For the Capital Press


For many years, every president has had authority to ride roughshod over the public when creating national monuments. Under current law, a "top-down" executive order can be issued to create a national monument, with no opportunity for public input or congressional or state oversight.


This has resulted in increased distrust from those most connected to the area under designation, and it has lingering impacts in communities throughout the country. The truth is that the provision in current law which allows the administration to issue executive orders to create such monuments was never intended to be used in the fashion it has been, and it's about time that Congress did something to bring that authority back in line with its historical intent.


Many of us enjoy scenic areas and wouldn't argue about the historic nature and preservation value of many national monuments. But the history of creating monuments is littered with examples where the bureaucratic process occurred without proper review and comment, and resulted in the taking of private property. The executive orders issued to create monuments have drawn widespread local opposition and ultimately raise questions regarding freedom. This is why I joined with Sen. James Risch, R-Idaho, to introduce legislation to rein in the process and provide appropriate opportunities for public input and congressional oversight.


The National Monument Designation Transparency and Accountability Act, S472, ensures Congress has equal input in approving monuments. If Congress doesn't ratify the executive order, the land reverts back to original status within two years. A companion measure has been introduced in the U.S. House of Representatives.


The president's authority to create monuments was born in the 1906 Antiquities Act, intended to protect very small parcels of land for historical purposes. Since then, various presidents have used this authority to designate 71 monuments, covering approximately 136 million acres.


Those lands were placed under federal control with little or no advanced warning because warning is not required under present law. That would change under the legislation that has been introduced; it would also take us back to what the original law intended: that any monument designation be for only the smallest area essential to ensure the proper care and management of the objects to be protected.


This issue has come to the forefront because of a leaked internal memo from the U.S. Department of Interior, recommending several sites for potential monuments.
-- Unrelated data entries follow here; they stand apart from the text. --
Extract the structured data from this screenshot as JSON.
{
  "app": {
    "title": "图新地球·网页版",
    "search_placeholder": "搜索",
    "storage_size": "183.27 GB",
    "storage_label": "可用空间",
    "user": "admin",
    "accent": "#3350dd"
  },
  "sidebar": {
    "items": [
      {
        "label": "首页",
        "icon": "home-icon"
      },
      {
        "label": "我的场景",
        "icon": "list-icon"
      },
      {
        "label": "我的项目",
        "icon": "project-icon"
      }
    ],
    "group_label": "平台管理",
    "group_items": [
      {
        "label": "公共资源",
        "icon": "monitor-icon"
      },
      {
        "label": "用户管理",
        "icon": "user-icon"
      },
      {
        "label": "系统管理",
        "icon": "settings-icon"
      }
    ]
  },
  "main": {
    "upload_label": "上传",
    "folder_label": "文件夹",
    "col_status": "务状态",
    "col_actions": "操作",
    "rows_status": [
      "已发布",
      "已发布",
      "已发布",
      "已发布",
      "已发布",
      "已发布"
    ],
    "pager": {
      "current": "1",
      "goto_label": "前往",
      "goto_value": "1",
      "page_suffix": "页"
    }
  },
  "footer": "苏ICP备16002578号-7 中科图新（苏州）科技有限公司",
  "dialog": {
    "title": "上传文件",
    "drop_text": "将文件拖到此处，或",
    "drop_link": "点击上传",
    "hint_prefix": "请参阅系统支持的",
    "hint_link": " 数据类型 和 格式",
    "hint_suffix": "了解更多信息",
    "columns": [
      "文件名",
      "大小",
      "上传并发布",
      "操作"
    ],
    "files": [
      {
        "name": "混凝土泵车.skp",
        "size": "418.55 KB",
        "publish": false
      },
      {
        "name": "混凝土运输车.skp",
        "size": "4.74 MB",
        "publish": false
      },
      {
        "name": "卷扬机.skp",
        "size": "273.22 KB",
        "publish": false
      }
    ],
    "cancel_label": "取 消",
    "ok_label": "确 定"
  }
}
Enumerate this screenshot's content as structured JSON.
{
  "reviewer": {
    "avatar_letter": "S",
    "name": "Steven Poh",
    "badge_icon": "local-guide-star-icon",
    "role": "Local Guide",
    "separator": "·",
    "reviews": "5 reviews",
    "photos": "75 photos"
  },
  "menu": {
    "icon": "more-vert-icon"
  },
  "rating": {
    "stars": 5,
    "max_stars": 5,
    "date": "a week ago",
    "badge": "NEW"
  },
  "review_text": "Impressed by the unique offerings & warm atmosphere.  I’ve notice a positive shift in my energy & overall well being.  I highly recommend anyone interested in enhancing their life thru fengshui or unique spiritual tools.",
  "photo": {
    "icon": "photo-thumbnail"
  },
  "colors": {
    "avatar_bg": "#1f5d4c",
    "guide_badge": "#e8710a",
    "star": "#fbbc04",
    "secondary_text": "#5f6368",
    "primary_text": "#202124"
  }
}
It also raised the possibility of acquiring 140,000 acres of private lands in the Pioneer Mountains of Idaho between Craters of the Moon and Forest Service lands. The vague description in the memo is suspicious, as it wasn't very long ago the Clinton administration undertook a massive expansion of the Craters of the Moon Monument.


In 2000, President Clinton used an executive order to expand Craters 13-fold, from 53,000 acres to include an additional 661,000 -- a move that still causes considerable unease in local communities. This is not uncommon in areas affected by executive orders that struck suddenly and left the community changed without allowing it any input into those changes.


Executive orders have had adverse effects throughout the country when communities were not allowed to weigh in on changes being imposed by the federal government.


The "top-down" directives from Washington, D.C., regarding land management provoke discord and mistrust. I have always held that the collaborative model and engaging all sides early on are the best approaches to solving land management issues.


In Idaho, the Owyhee Initiative demonstrated what happens when people work together. It's important to protect and preserve national treasures, but these decisions should be transparent with equal input from both the public and Congress.


Mike Crapo is a Republican member of the U.S. Senate from Idaho.